In eerdere schriftelijke beantwoording is ingegaan op de verschillen tussen het ESF+ en het SCF. Zo verschillen het aan Nederland opengestelde budget voor het SCF (ca. 800 miljoen euro in totaal in het Commissievoorstel) en voor het ESF+ (ca. 413 miljoen euro in totaal), de looptijd (SCF 2025–2032, ESF+ 2021–2027) en de uitvoeringsstructuur (SCF in direct beheer en ESF+ in gedeeld beheer).

Naast deze verschillen bestaan er ook grote verschillen in de doelstellingen van de fondsen. Het ESF+ is met name gericht op het bevorderen van werkgelegenheid, arbeidsparticipatie van kwetsbare groepen, sociale inclusie, armoedebestrijding en vaardigheden en onderwijs. Daarbij gaat het bij het ESF+ om het financieren van maatregelen om de positie van kwetsbare groepen structureel te verbeteren. Het SCF is een fonds dat gericht is op het financieren van maatregelen ten behoeve van kwetsbare groepen in verband met de uitbreiding van het emissiehandelssysteem naar de gebouwde omgeving en wegtransport (ETS-BRT).
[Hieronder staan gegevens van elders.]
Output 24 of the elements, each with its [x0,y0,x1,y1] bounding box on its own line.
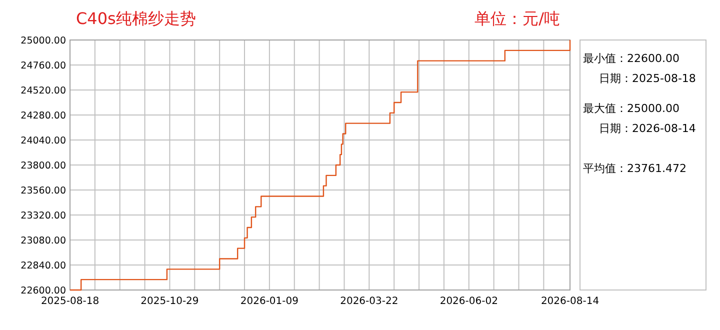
x-tick-label: 2026-03-22 [340,296,398,307]
y-tick-label: 25000.00 [20,35,66,46]
y-tick-label: 23800.00 [20,160,66,172]
chart-title: C40s纯棉纱走势 [76,9,196,28]
y-tick-label: 24520.00 [20,85,66,96]
text: 日期：2025-08-18 [599,72,696,85]
x-tick-label: 2025-10-29 [140,296,199,307]
x-tick-label: 2025-08-18 [40,296,100,307]
y-tick-label: 22600.00 [20,285,66,296]
y-tick-label: 23320.00 [20,210,66,222]
y-tick-label: 23560.00 [20,185,66,196]
text: 最大值：25000.00 [583,102,680,115]
y-tick-label: 22840.00 [20,260,66,272]
x-tick-label: 2026-08-14 [540,296,600,307]
y-tick-label: 24280.00 [20,110,66,122]
y-tick-label: 23080.00 [20,235,66,246]
chart-subtitle: 单位：元/吨 [474,9,560,28]
y-tick-label: 24760.00 [20,60,66,72]
text: 平均值：23761.472 [583,162,686,175]
text: 日期：2026-08-14 [599,122,696,135]
y-tick-label: 24040.00 [20,135,66,146]
text: 最小值：22600.00 [583,52,680,65]
x-tick-label: 2026-06-02 [440,296,498,307]
x-tick-label: 2026-01-09 [240,296,299,307]
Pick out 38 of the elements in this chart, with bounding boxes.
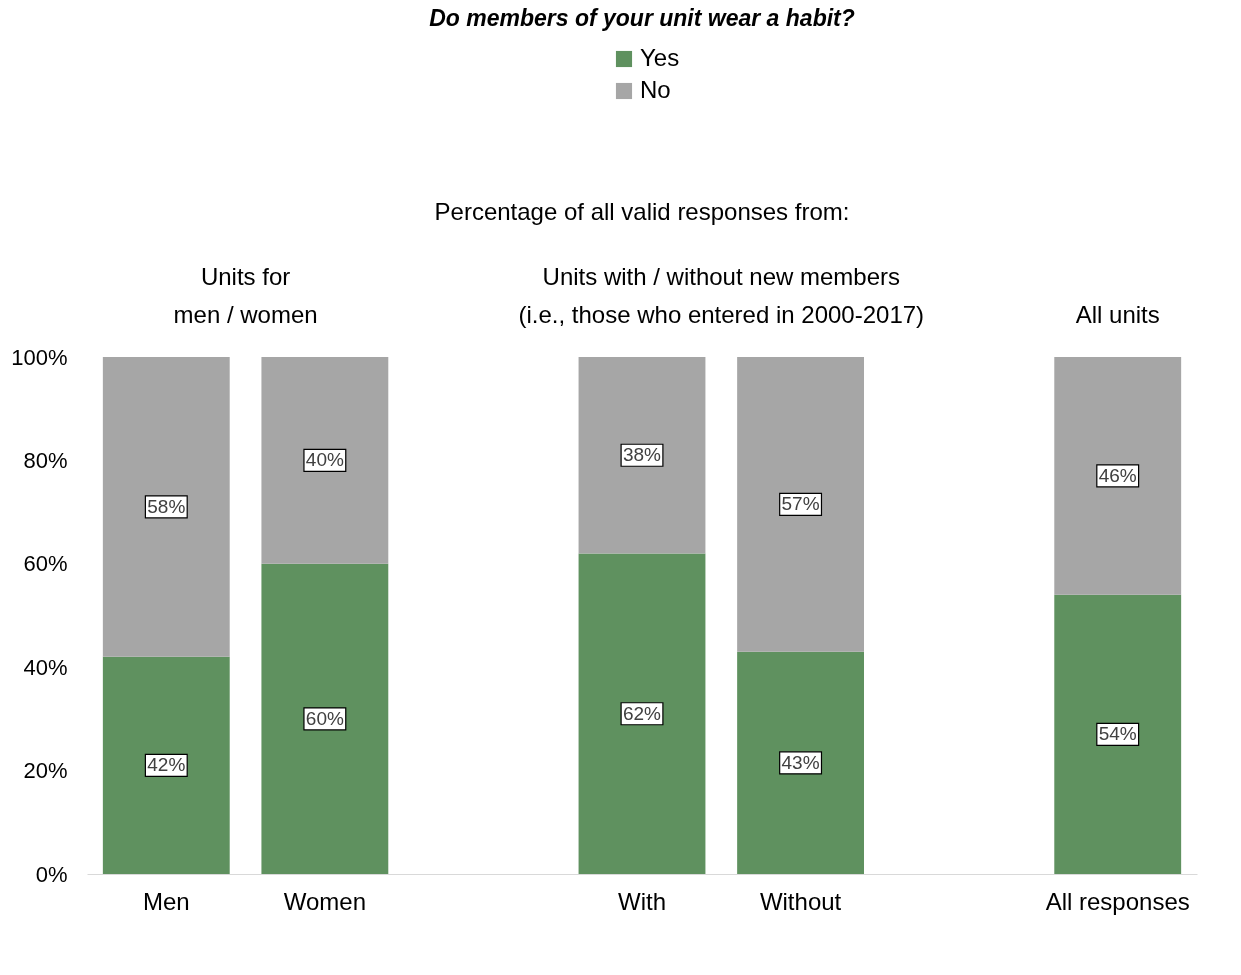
- data-label: 57%: [781, 493, 820, 515]
- x-tick-label: Without: [759, 887, 842, 915]
- y-tick-label: 80%: [23, 447, 68, 473]
- bar: [261, 563, 389, 874]
- y-tick-label: 100%: [11, 344, 68, 370]
- bar: [737, 357, 864, 652]
- x-tick-label: Women: [283, 887, 366, 915]
- data-label: 60%: [305, 707, 344, 729]
- y-tick-label: 60%: [23, 551, 68, 577]
- bar: [578, 553, 706, 874]
- bar: [102, 656, 230, 874]
- data-label: 43%: [781, 751, 820, 773]
- bar: [102, 357, 230, 657]
- data-label: 62%: [622, 702, 662, 724]
- bar: [578, 357, 706, 554]
- y-tick-label: 0%: [35, 861, 68, 887]
- bar: [1054, 357, 1182, 595]
- legend-label: Yes: [640, 44, 680, 71]
- y-tick-label: 20%: [23, 758, 68, 784]
- bar: [1054, 594, 1182, 874]
- text: Units for men / women: [173, 263, 318, 328]
- x-tick-label: With: [618, 887, 666, 915]
- text: All units: [1075, 301, 1160, 328]
- bar: [737, 651, 864, 874]
- x-tick-label: Men: [142, 887, 190, 915]
- data-label: 54%: [1098, 723, 1137, 745]
- data-label: 40%: [305, 449, 344, 471]
- y-tick-label: 40%: [23, 654, 68, 680]
- data-label: 42%: [147, 754, 186, 776]
- data-label: 38%: [622, 444, 662, 466]
- data-label: 46%: [1098, 464, 1137, 486]
- chart-title: Do members of your unit wear a habit?: [429, 5, 855, 31]
- text: Units with / without new members (i.e., those who entered in 2000-2017): [518, 263, 925, 328]
- x-tick-label: All responses: [1045, 887, 1190, 915]
- chart-subtitle: Percentage of all valid responses from:: [434, 198, 850, 225]
- bar: [261, 357, 389, 564]
- data-label: 58%: [147, 495, 186, 517]
- legend-label: No: [640, 76, 671, 103]
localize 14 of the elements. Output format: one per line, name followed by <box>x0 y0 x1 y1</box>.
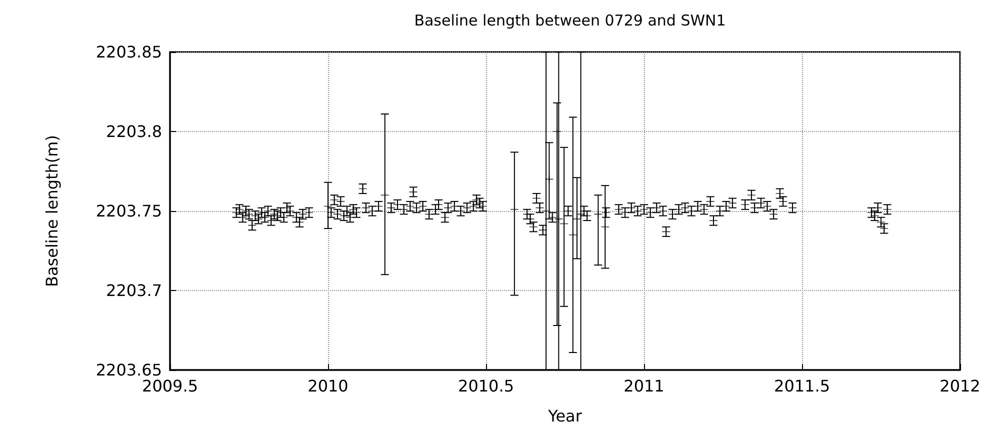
x-tick-label: 2009.5 <box>142 376 198 396</box>
x-axis-title: Year <box>547 406 582 426</box>
y-tick-label: 2203.65 <box>96 360 162 380</box>
x-tick-label: 2010 <box>308 376 348 396</box>
chart-title: Baseline length between 0729 and SWN1 <box>414 12 726 30</box>
y-tick-label: 2203.7 <box>106 281 162 300</box>
y-tick-label: 2203.75 <box>96 202 162 220</box>
x-tick-label: 2012 <box>940 376 980 396</box>
x-tick-label: 2011.5 <box>774 376 830 396</box>
x-tick-label: 2011 <box>624 376 664 396</box>
y-axis-title: Baseline length(m) <box>42 135 62 287</box>
y-tick-label: 2203.85 <box>96 42 162 62</box>
x-tick-label: 2010.5 <box>458 376 514 396</box>
y-tick-label: 2203.8 <box>106 122 162 141</box>
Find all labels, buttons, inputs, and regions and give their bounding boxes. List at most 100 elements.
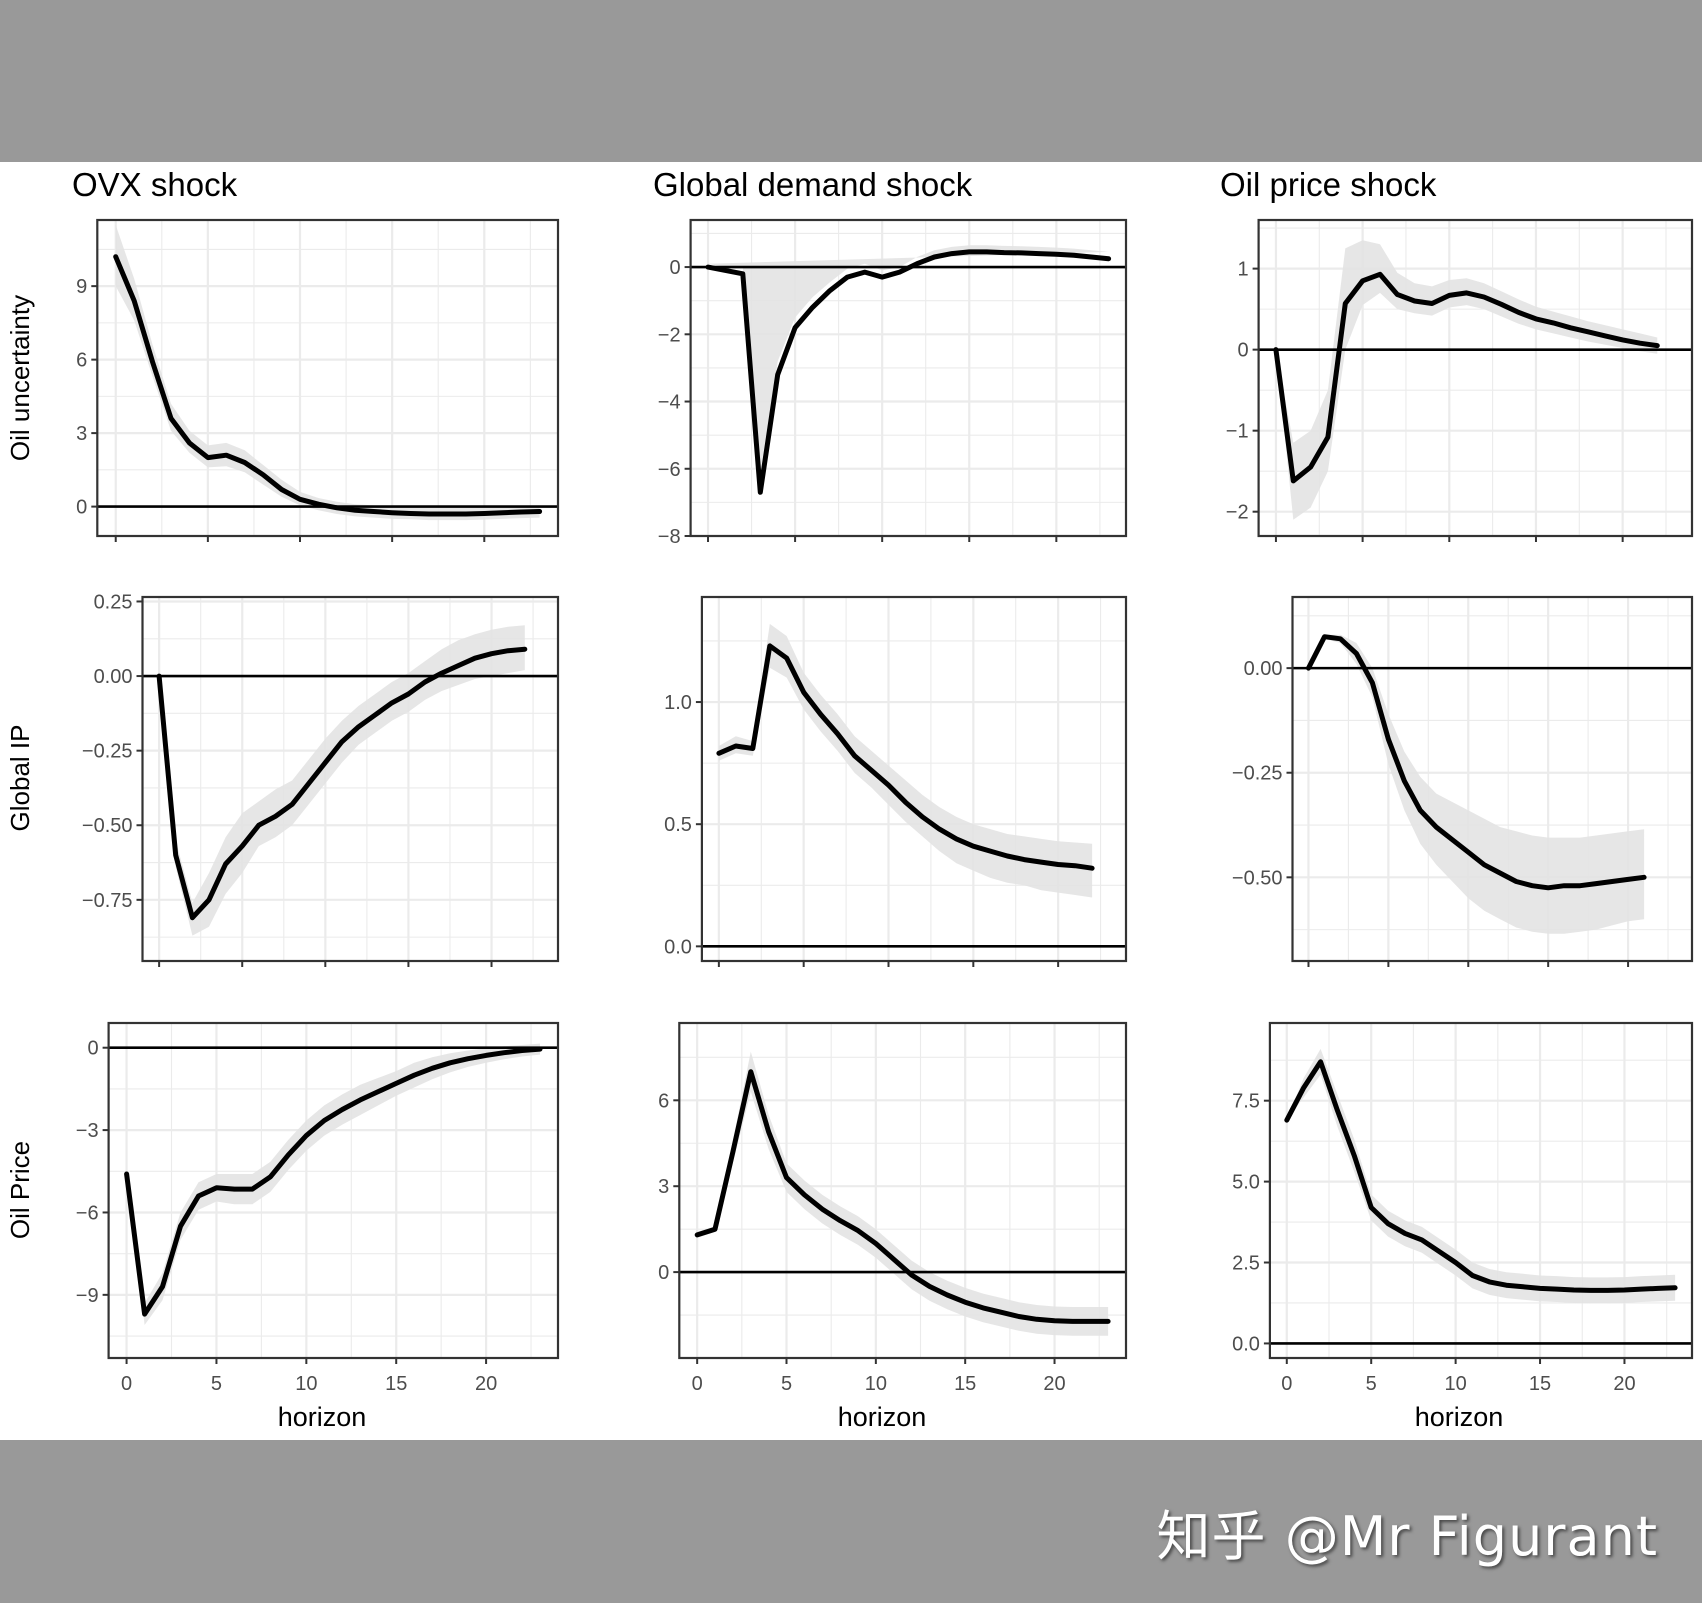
confidence-band-r0c0 — [115, 224, 540, 521]
panel-bg-r2c2 — [1269, 1023, 1692, 1358]
x-tick-label-r2c2-0: 0 — [1281, 1373, 1292, 1395]
y-tick-label-r2c0-2: −3 — [76, 1120, 99, 1142]
y-tick-label-r0c1-1: −6 — [658, 459, 681, 481]
y-tick-label-r1c1-1: 0.5 — [664, 814, 692, 836]
y-tick-label-r2c0-1: −6 — [76, 1202, 99, 1224]
confidence-band-r2c1 — [697, 1051, 1109, 1336]
x-tick-label-r2c0-4: 20 — [475, 1373, 497, 1395]
col-title-oil-price-shock: Oil price shock — [1220, 166, 1437, 203]
y-tick-label-r1c1-0: 0.0 — [664, 936, 692, 958]
x-tick-label-r2c1-4: 20 — [1043, 1373, 1065, 1395]
y-tick-label-r2c0-3: 0 — [87, 1038, 98, 1060]
x-tick-label-r2c2-4: 20 — [1613, 1373, 1635, 1395]
col-title-global-demand-shock: Global demand shock — [653, 166, 973, 203]
confidence-band-r1c0 — [159, 625, 525, 936]
y-tick-label-r1c1-2: 1.0 — [664, 692, 692, 714]
confidence-band-r0c2 — [1275, 240, 1658, 520]
y-tick-label-r0c0-0: 0 — [76, 497, 87, 519]
row-title-oil-uncertainty: Oil uncertainty — [5, 295, 35, 461]
y-tick-label-r2c2-1: 2.5 — [1232, 1253, 1260, 1275]
confidence-band-r2c0 — [126, 1043, 540, 1325]
y-tick-label-r1c0-1: −0.50 — [82, 815, 133, 837]
y-tick-label-r0c0-2: 6 — [76, 350, 87, 372]
panel-r0c0: 0 3 6 9 — [76, 218, 560, 542]
y-tick-label-r2c1-2: 6 — [658, 1090, 669, 1112]
x-tick-label-r2c2-3: 15 — [1529, 1373, 1551, 1395]
x-tick-label-r2c1-3: 15 — [954, 1373, 976, 1395]
confidence-band-r1c2 — [1308, 634, 1645, 934]
bottom-gray-band — [0, 1440, 1702, 1603]
panel-border-r2c1 — [678, 1021, 1128, 1360]
y-tick-label-r0c2-3: 1 — [1237, 259, 1248, 281]
y-tick-label-r0c2-1: −1 — [1226, 421, 1249, 443]
col-title-ovx-shock: OVX shock — [72, 166, 238, 203]
panel-border-r0c0 — [96, 218, 560, 538]
y-tick-label-r0c0-3: 9 — [76, 276, 87, 298]
panel-border-r1c0 — [141, 595, 560, 963]
x-tick-label-r2c0-0: 0 — [121, 1373, 132, 1395]
irf-line-r2c0 — [124, 1046, 543, 1317]
panel-r2c1: 0 3 6 0 5 10 15 20 — [658, 1021, 1128, 1395]
panel-border-r2c2 — [1268, 1021, 1694, 1360]
confidence-band-r0c1 — [708, 245, 1109, 473]
irf-line-r2c2 — [1284, 1059, 1678, 1293]
panel-r2c2: 0.0 2.5 5.0 7.5 0 5 10 15 20 — [1232, 1021, 1694, 1395]
x-tick-label-r2c0-1: 5 — [211, 1373, 222, 1395]
x-tick-label-r2c1-2: 10 — [865, 1373, 887, 1395]
panel-r1c0: −0.75 −0.50 −0.25 0.00 0.25 — [82, 591, 560, 967]
y-tick-label-r1c2-1: −0.25 — [1232, 763, 1283, 785]
x-tick-label-r2c1-1: 5 — [781, 1373, 792, 1395]
y-tick-label-r0c1-2: −4 — [658, 392, 681, 414]
y-tick-label-r1c0-3: 0.00 — [94, 666, 133, 688]
y-tick-label-r1c2-2: 0.00 — [1244, 658, 1283, 680]
irf-line-r0c2 — [1273, 271, 1660, 484]
irf-line-r1c0 — [156, 646, 528, 921]
irf-line-r0c0 — [113, 254, 543, 517]
confidence-band-r1c1 — [718, 623, 1093, 898]
x-tick-label-r2c1-0: 0 — [692, 1373, 703, 1395]
row-title-oil-price: Oil Price — [5, 1141, 35, 1239]
panel-border-r2c0 — [107, 1021, 560, 1360]
panel-r0c2: −2 −1 0 1 — [1226, 218, 1694, 542]
panel-border-r1c2 — [1291, 595, 1694, 963]
row-title-global-ip: Global IP — [5, 725, 35, 832]
x-axis-label-col-0: horizon — [278, 1402, 367, 1432]
y-tick-label-r2c2-3: 7.5 — [1232, 1091, 1260, 1113]
panel-r2c0: −9 −6 −3 0 0 5 10 15 20 — [76, 1021, 560, 1395]
irf-line-r0c1 — [705, 249, 1112, 495]
y-tick-label-r1c0-0: −0.75 — [82, 890, 133, 912]
x-tick-label-r2c0-2: 10 — [295, 1373, 317, 1395]
y-tick-label-r0c1-4: 0 — [669, 257, 680, 279]
y-tick-label-r2c2-2: 5.0 — [1232, 1172, 1260, 1194]
panel-r1c2: −0.50 −0.25 0.00 — [1232, 595, 1694, 967]
y-tick-label-r2c1-0: 0 — [658, 1262, 669, 1284]
panel-bg-r1c1 — [701, 597, 1126, 961]
y-tick-label-r0c1-3: −2 — [658, 324, 681, 346]
y-tick-label-r1c2-0: −0.50 — [1232, 867, 1283, 889]
panel-bg-r0c0 — [97, 220, 559, 536]
panel-r1c1: 0.0 0.5 1.0 — [664, 595, 1128, 967]
y-tick-label-r1c0-2: −0.25 — [82, 741, 133, 763]
irf-line-r1c2 — [1306, 634, 1647, 891]
x-tick-label-r2c2-2: 10 — [1444, 1373, 1466, 1395]
y-tick-label-r2c0-0: −9 — [76, 1285, 99, 1307]
panel-bg-r2c0 — [108, 1023, 558, 1358]
x-tick-label-r2c2-1: 5 — [1366, 1373, 1377, 1395]
x-axis-label-col-1: horizon — [838, 1402, 927, 1432]
y-tick-label-r0c1-0: −8 — [658, 526, 681, 548]
irf-line-r2c1 — [694, 1069, 1111, 1324]
panels-layer: 0369−8−6−4−20−2−101−0.75−0.50−0.250.000.… — [76, 218, 1694, 1395]
y-tick-label-r2c1-1: 3 — [658, 1176, 669, 1198]
panel-bg-r0c2 — [1258, 220, 1692, 536]
x-tick-label-r2c0-3: 15 — [385, 1373, 407, 1395]
top-gray-band — [0, 0, 1702, 162]
y-tick-label-r1c0-4: 0.25 — [94, 591, 133, 613]
y-tick-label-r0c0-1: 3 — [76, 423, 87, 445]
watermark-text: 知乎 @Mr Figurant — [1156, 1505, 1658, 1568]
y-tick-label-r2c2-0: 0.0 — [1232, 1333, 1260, 1355]
panel-border-r0c1 — [689, 218, 1128, 538]
x-axis-label-col-2: horizon — [1415, 1402, 1504, 1432]
panel-border-r1c1 — [700, 595, 1128, 963]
Dit kan bijvoorbeeld de verduurzaming van huizen zijn of compensatie voor openbaar vervoer zijn. Dit type maatregelen kan niet gefinancierd worden vanuit het ESF+.

Daarnaast geldt dat het kabinet de directe beheermodus en de prestatiegerichte structuur van het SCF meer passend vindt bij de grote opgaven van de klimaattransitie. De verschillen tussen de twee fondsen zijn daarmee dusdanig dat het kabinet aanpassing van het ESF+ geen betere oplossing acht dan het eventueel oprichten van een nieuw fonds. Daar komt bij dat het ESF+ programma al is ingediend bij de Commissie.

Ook de vraag of het SCF niet dient te worden beschouwd als wederom een herverdelingsfonds tussen lidstaten bleef onbeantwoord. Kan u een overzicht geven van de in- en uitbetalingen die voorzien zijn?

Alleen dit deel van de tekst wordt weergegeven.